Use techniques like brainstorming, checklists, assumptions analysis, dependency mapping, RBS categories, and spikes. For each risk, document a concise statement, owner, trigger, and a quick probability-impact rating; note a draft response if obvious.

Reevaluate top risks at least once per sprint. Merge duplicates, split vague risks, and close risks that are no longer applicable.

How to Use

Feed Identified Risks into qualitative assessment to prioritize which ones need responses now. Convert high-exposure items into mitigation user stories or tasks and place them in the Product Backlog or Sprint Backlog as appropriate.

Adjust backlog ordering when risk reduction has clear value, add risk-based acceptance criteria, and schedule spikes to explore unknowns. Track progress on the risk burndown chart and move realized risks to the impediment or issues log.

Review status in Sprint Review for transparency and capture learning in the Sprint Retrospect.

Example Snippet

• API contract may change mid-sprint causing rework. Owner: Dev lead. Trigger: vendor release notice. P: Medium, I: High. Response: mitigate by adding wrapper and monitoring vendor calendar.
• Test data not available in staging. Owner: QA. Trigger: staging refresh scheduled. P: High, I: Medium. Response: avoid by coordinating refresh date and creating synthetic data set.
• Key stakeholder unavailable for backlog clarifications. Owner: Product Owner. Trigger: planned travel. P: Medium, I: Medium. Response: transfer by delegating proxy and preparing story clarifications in advance.

Risks & Tips

• Do not confuse risks with impediments; risks are uncertain, impediments are current blockers.
• Avoid bloated entries; capture only the fields needed to decide and act.
• Assign an owner for every risk to ensure triggers are monitored and responses are executed.
• Include positive risks; opportunities can be exploited to deliver more value.
• Link mitigation tasks to related user stories to make the work visible and testable.
• Re-score regularly; stale ratings hide emerging exposure.

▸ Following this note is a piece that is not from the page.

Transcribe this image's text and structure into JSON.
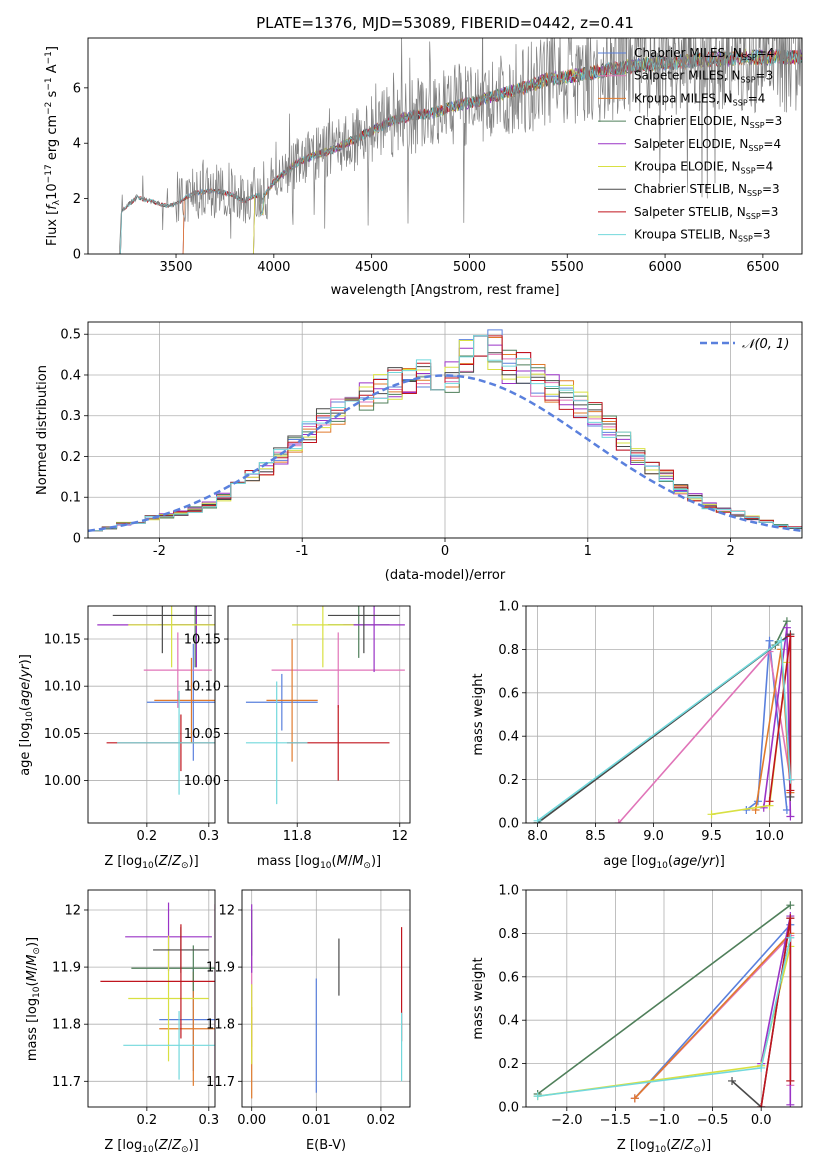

PMP/SCRUM Example Question

During backlog refinement, the team notes that a third-party service may deprecate an endpoint next month, which could affect several upcoming user stories. What should the Scrum Master and Product Owner do next?

1. Add it to the impediment log and resolve it after it occurs.
2. Remove the affected user stories from the Product Backlog to avoid the risk.
3. Record it as an identified risk with owner and initial score, and add a mitigation task or spike to the Product Backlog.
4. Wait until the Sprint Retrospect to discuss options with stakeholders.

Correct Answer: C — Record it as an identified risk with owner and initial score, and add a mitigation task or spike to the Product Backlog.

Explanation: The appropriate action is to capture the risk, assign ownership, and plan a response through backlog items. Impediment logs are for realized issues, and delaying action increases exposure.